3/ On a précisé ce qu’il fallait entendre par pouvoir de fait sur la chose. Il s’agit d’un pouvoir physique, matériel exercé sur la chose, cela permet donc de considérer que le voleur est le gardien de la chose. Il doit s’agir d’un pouvoir effectivement exercé au moment de la survenance du dommage.

b) un pouvoir indépendant sur la chose

Pour être considéré comme le gardien d’une chose, la personne doit avoir exercé sur elle un pouvoir autonome. Cette exigence permet d’exclure la qualité de gardien dans certaines situations, par exemple, une personne qui prend une leçon de conduite ne dispose pas de la qualité de gardien car il est privé d’un pouvoir autonome sur la chose. Deux précisions apportées par la jurisprudence: une personne atteinte d’un trouble mental peut être gardien de la chose. En effet l’article 414-3, l’oblige à réparer les dommages causés sous l’empire d’un trouble mental or, ce texte ne distingue pas que le dommage soit causé par un fait personnel ou bien par la fait d’une chose qu’elle a sous sa garde. L’enfant en bas âge peut également être gardien et cela malgré son absence de discernement depuis les arrêts rendus en assemblée plénière le 9 mai 1984. La qualité d’incapable n’exclue pas la qualité de gardien et donc n’exclue pas la qualité du fait des choses.

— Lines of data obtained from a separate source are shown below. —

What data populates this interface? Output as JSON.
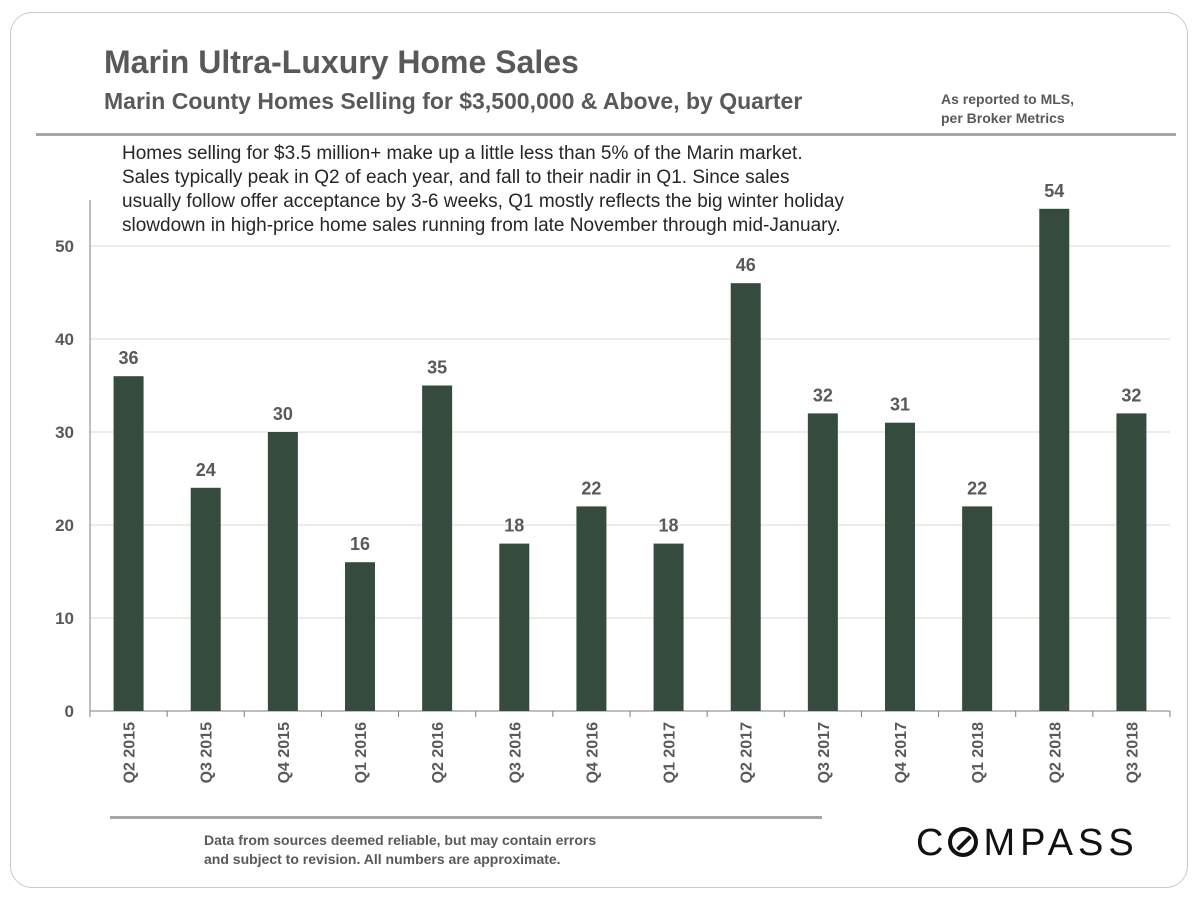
{
  "title": "Marin Ultra-Luxury Home Sales",
  "subtitle": "Marin County Homes Selling for $3,500,000 & Above, by Quarter",
  "source_note": [
    "As reported to MLS,",
    "per Broker Metrics"
  ],
  "annotation": [
    "Homes selling for $3.5 million+ make up a little less than 5% of the Marin market.",
    "Sales typically peak in Q2 of each year, and fall to their nadir in Q1. Since sales",
    "usually follow offer acceptance by 3-6 weeks, Q1 mostly reflects the big winter holiday",
    "slowdown in high-price home sales running from late November through mid-January."
  ],
  "disclaimer": [
    "Data from sources deemed reliable, but may contain errors",
    "and subject to revision. All numbers are approximate."
  ],
  "logo": "COMPASS",
  "colors": {
    "bar": "#344b3d",
    "text": "#595959",
    "grid": "#d9dcc8"
  },
  "chart_data": {
    "type": "bar",
    "categories": [
      "Q2 2015",
      "Q3 2015",
      "Q4 2015",
      "Q1 2016",
      "Q2 2016",
      "Q3 2016",
      "Q4 2016",
      "Q1 2017",
      "Q2 2017",
      "Q3 2017",
      "Q4 2017",
      "Q1 2018",
      "Q2 2018",
      "Q3 2018"
    ],
    "values": [
      36,
      24,
      30,
      16,
      35,
      18,
      22,
      18,
      46,
      32,
      31,
      22,
      54,
      32
    ],
    "ylim": [
      0,
      55
    ],
    "yticks": [
      0,
      10,
      20,
      30,
      40,
      50
    ],
    "grid": true,
    "data_labels": true,
    "xlabel": "",
    "ylabel": ""
  }
}
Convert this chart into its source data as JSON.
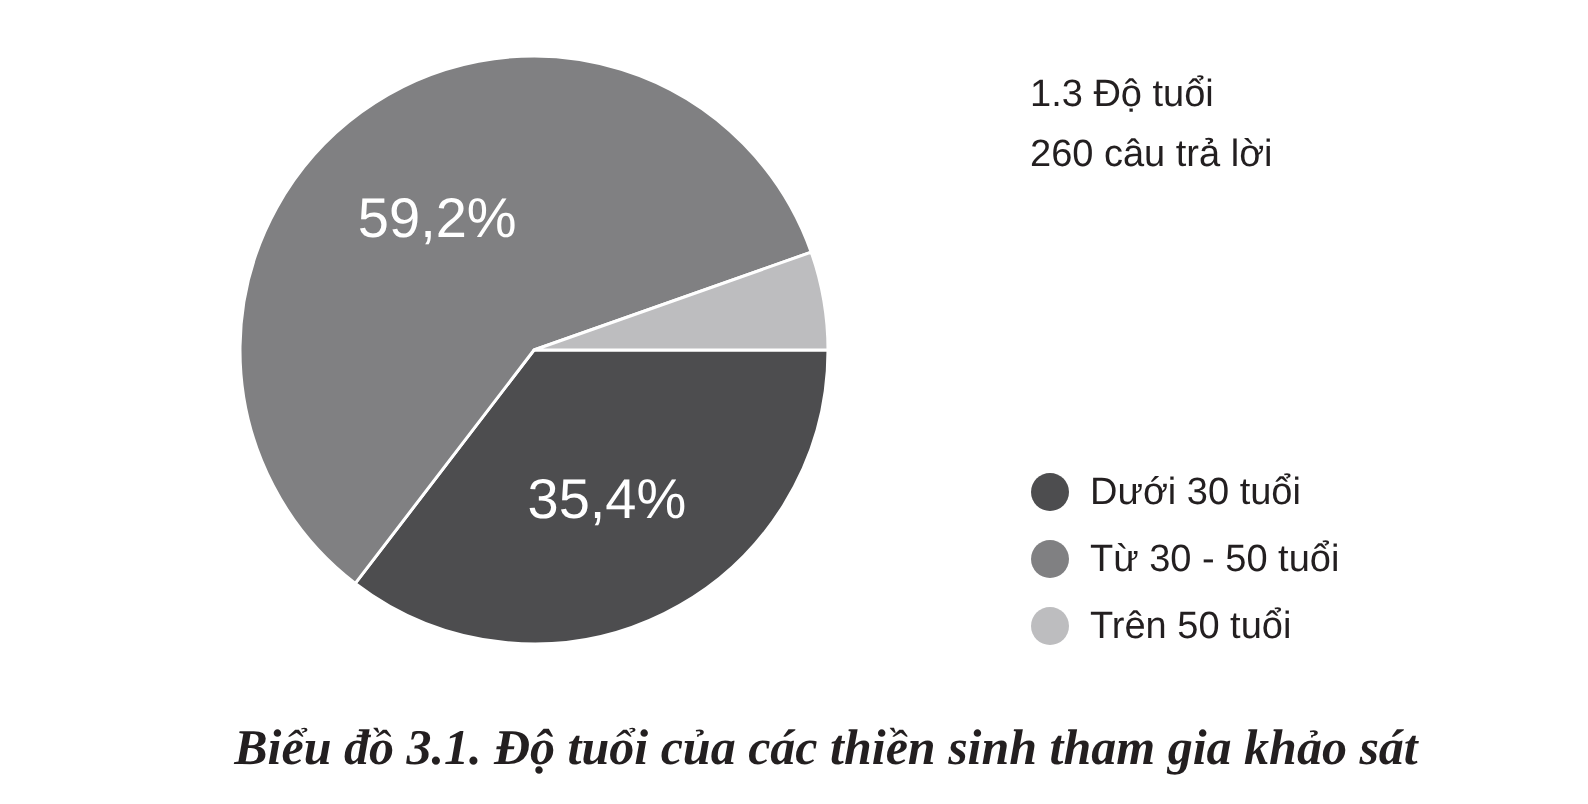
{
  "chart_data": {
    "type": "pie",
    "title": "1.3 Độ tuổi",
    "subtitle": "260 câu trả lời",
    "categories": [
      "Dưới 30 tuổi",
      "Từ 30 - 50 tuổi",
      "Trên 50 tuổi"
    ],
    "values": [
      35.4,
      59.2,
      5.4
    ],
    "colors": [
      "#4d4d4f",
      "#808082",
      "#bdbdbf"
    ],
    "value_labels": [
      "35,4%",
      "59,2%",
      null
    ],
    "legend": "right",
    "annotations": [
      "Biểu đồ 3.1. Độ tuổi của các thiền sinh tham gia khảo sát"
    ]
  }
}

2 – La détermination du gardien

Ce n’est pas une tâche simple pour les juges mais elle est facilitée par une présomption qui connait certains infléchissements.

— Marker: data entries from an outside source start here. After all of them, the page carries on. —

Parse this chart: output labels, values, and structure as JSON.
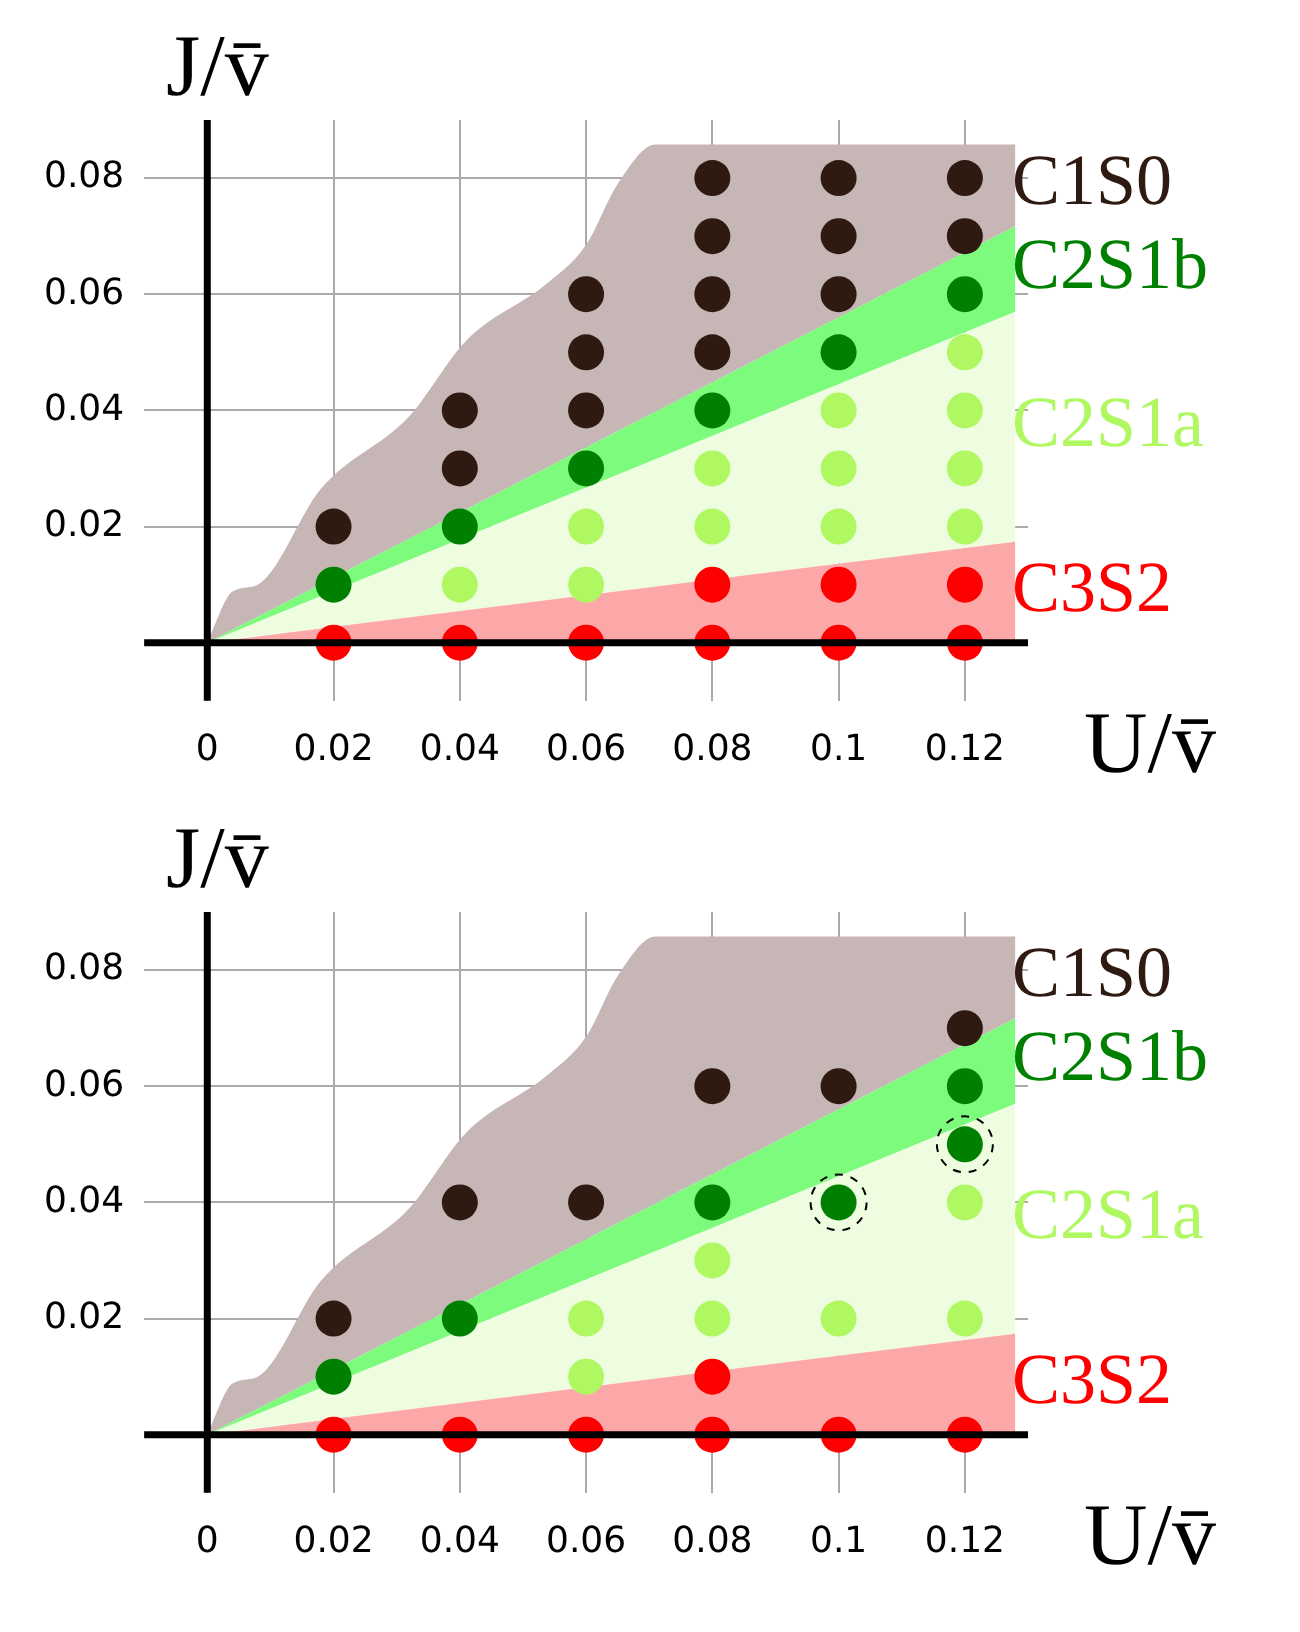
{
  "chart_data": [
    {
      "type": "scatter",
      "xlabel": "U/v̄",
      "ylabel": "J/v̄",
      "xlim": [
        -0.01,
        0.13
      ],
      "ylim": [
        -0.01,
        0.09
      ],
      "xticks": [
        0,
        0.02,
        0.04,
        0.06,
        0.08,
        0.1,
        0.12
      ],
      "yticks": [
        {
          "value": 0,
          "label": null
        },
        0.02,
        0.04,
        0.06,
        0.08
      ],
      "grid": true,
      "marker": "circle",
      "series": [
        {
          "type": "area",
          "marker": "none",
          "color": "#fca8a8",
          "x": [
            0,
            0.128
          ],
          "values": [
            0,
            0.0174
          ]
        },
        {
          "type": "area",
          "marker": "none",
          "color": "#eefde0",
          "x": [
            0,
            0.128
          ],
          "values": [
            0,
            0.057
          ]
        },
        {
          "type": "area",
          "marker": "none",
          "color": "#7dfb7d",
          "x": [
            0,
            0.128
          ],
          "values": [
            0,
            0.0717
          ]
        },
        {
          "type": "area",
          "marker": "none",
          "color": "#c6b6b6",
          "x": [
            0,
            0.004,
            0.008,
            0.018,
            0.032,
            0.041,
            0.054,
            0.06,
            0.065,
            0.071,
            0.128
          ],
          "values": [
            0,
            0.0088,
            0.01,
            0.0265,
            0.039,
            0.052,
            0.062,
            0.0685,
            0.079,
            0.0858,
            0.0858
          ]
        },
        {
          "name": "C3S2",
          "color": "#ff0000",
          "x": [
            0.02,
            0.04,
            0.06,
            0.08,
            0.1,
            0.12,
            0.08,
            0.1,
            0.12
          ],
          "values": [
            0,
            0,
            0,
            0,
            0,
            0,
            0.01,
            0.01,
            0.01
          ]
        },
        {
          "name": "C2S1a",
          "color": "#b0f862",
          "x": [
            0.04,
            0.06,
            0.06,
            0.08,
            0.08,
            0.1,
            0.1,
            0.1,
            0.12,
            0.12,
            0.12,
            0.12
          ],
          "values": [
            0.01,
            0.01,
            0.02,
            0.02,
            0.03,
            0.02,
            0.03,
            0.04,
            0.02,
            0.03,
            0.04,
            0.05
          ]
        },
        {
          "name": "C2S1b",
          "color": "#008000",
          "x": [
            0.02,
            0.04,
            0.06,
            0.08,
            0.1,
            0.12
          ],
          "values": [
            0.01,
            0.02,
            0.03,
            0.04,
            0.05,
            0.06
          ]
        },
        {
          "name": "C1S0",
          "color": "#2e1a10",
          "x": [
            0.02,
            0.04,
            0.04,
            0.06,
            0.06,
            0.06,
            0.08,
            0.08,
            0.08,
            0.08,
            0.1,
            0.1,
            0.1,
            0.12,
            0.12
          ],
          "values": [
            0.02,
            0.03,
            0.04,
            0.04,
            0.05,
            0.06,
            0.05,
            0.06,
            0.07,
            0.08,
            0.06,
            0.07,
            0.08,
            0.07,
            0.08
          ]
        }
      ]
    },
    {
      "type": "scatter",
      "xlabel": "U/v̄",
      "ylabel": "J/v̄",
      "xlim": [
        -0.01,
        0.13
      ],
      "ylim": [
        -0.01,
        0.09
      ],
      "xticks": [
        0,
        0.02,
        0.04,
        0.06,
        0.08,
        0.1,
        0.12
      ],
      "yticks": [
        {
          "value": 0,
          "label": null
        },
        0.02,
        0.04,
        0.06,
        0.08
      ],
      "grid": true,
      "marker": "circle",
      "series": [
        {
          "type": "area",
          "marker": "none",
          "color": "#fca8a8",
          "x": [
            0,
            0.128
          ],
          "values": [
            0,
            0.0174
          ]
        },
        {
          "type": "area",
          "marker": "none",
          "color": "#eefde0",
          "x": [
            0,
            0.128
          ],
          "values": [
            0,
            0.057
          ]
        },
        {
          "type": "area",
          "marker": "none",
          "color": "#7dfb7d",
          "x": [
            0,
            0.128
          ],
          "values": [
            0,
            0.0717
          ]
        },
        {
          "type": "area",
          "marker": "none",
          "color": "#c6b6b6",
          "x": [
            0,
            0.004,
            0.008,
            0.018,
            0.032,
            0.041,
            0.054,
            0.06,
            0.065,
            0.071,
            0.128
          ],
          "values": [
            0,
            0.0088,
            0.01,
            0.0265,
            0.039,
            0.052,
            0.062,
            0.0685,
            0.079,
            0.0858,
            0.0858
          ]
        },
        {
          "name": "C3S2",
          "color": "#ff0000",
          "x": [
            0.02,
            0.04,
            0.06,
            0.08,
            0.1,
            0.12,
            0.08
          ],
          "values": [
            0,
            0,
            0,
            0,
            0,
            0,
            0.01
          ]
        },
        {
          "name": "C2S1a",
          "color": "#b0f862",
          "x": [
            0.06,
            0.06,
            0.08,
            0.08,
            0.1,
            0.12,
            0.12
          ],
          "values": [
            0.01,
            0.02,
            0.02,
            0.03,
            0.02,
            0.02,
            0.04
          ]
        },
        {
          "name": "C2S1b",
          "color": "#008000",
          "x": [
            0.02,
            0.04,
            0.08,
            0.1,
            0.12,
            0.12
          ],
          "values": [
            0.01,
            0.02,
            0.04,
            0.04,
            0.05,
            0.06
          ]
        },
        {
          "name": "C1S0",
          "color": "#2e1a10",
          "x": [
            0.02,
            0.04,
            0.06,
            0.08,
            0.1,
            0.12
          ],
          "values": [
            0.02,
            0.04,
            0.04,
            0.06,
            0.06,
            0.07
          ]
        },
        {
          "color": "#000000",
          "line_style": "dashed",
          "x": [
            0.1,
            0.12
          ],
          "values": [
            0.04,
            0.05
          ]
        }
      ]
    }
  ]
}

a) la présomption de garde pesant sur la propriétaire

Le propriétaire est présumé gardien de sa chose, par conséquent, quand on ne sait pas de façon précise qui utilisait la chose dommageable, on présume qu’elle est demeurée sous la garde de son propriétaire. Cette présomption repose sur le « plerumque fit » c’est à dire sur la loi du plus grand nombre. En effet, la plupart du temps, le gardien d’une chose est son propriétaire. Cette présomption est simple et elle peut donc être renversée par tous les moyens de preuve. Le propriétaire doit simplement prouver que la garde a été transférée à quelqu’un d’autre. La Jurisprudence admet assez facilement le transfert de la garde à la charge des personnes qui se sont emparés même temporairement de l’usage d’une chose. Plus précisément lorsque la personne marque la volonté de s’approprier la chose, le transfert de la garde est effectif.

1/ le transfert involontaire de la garde: la garde est transférée au voleur par l’effet du vol, le propriétaire cesse d’être gardien et n’en est donc plus responsable.

2/ le transfert volontaire de la garde par un contrat, par l’accord des volontés, donnant droit à la détention de la chose comme un contrat de bail, de prêt, de transport. Le locataire, l’emprunteur, le transporteur deviennent gardien de la chose remise par le propriétaire à condition qu’ils aient un pouvoir réel et autonome sur la chose. Le transfert de la garde de la responsabilité va alors s’opérer.

Conclusion de la notion de gardien dans les propositions de réforme de la RC

La proposition de loi déposée devant le Sénat contient un article 1386-6 qui définit le gardien et qui pose une présomption « le gardien est celui qui a la maitrise de la chose (…) lors de la survenance du fait dommageable. Le propriétaire est présumé gardien ».

La proposition de Terré, dans son article 20 alinéa 3, définit la notion de gardien et pose une présomption « est gardien celui qui avait ou aurait dû avoir l’usage et la maitrise de la chose au moment du fait dommageable. Le propriétaire est présumé gardien ».

Ces deux propositions ont la même présomption de garde du propriétaire, elle est exprimée de manière identique au plan formel. C’est l’expression d’une solution jurisprudentielle classique. Ces deux textes abandonnent la trilogie de l’arrêt Franck (usage, direction et contrôle) au profit de la notion de maitrise qui vient remplacer le contrôle et la direction.

Dans la proposition Terré il y a davantage d’éléments: l’usage s’ajoute à la maitrise, alors que l’autre proposition mentionne simplement la maitrise, ces deux conditions sont cumulatives. Le texte de proposition du groupe Terré va au-delà d’un pouvoir effectif de la chose en qualifiant également de gardien celui qui aurait dû en avoir l’usage et la maitrise. Ce texte réintroduit une certaine dose de subjectivité dans ce cas de responsabilité objective.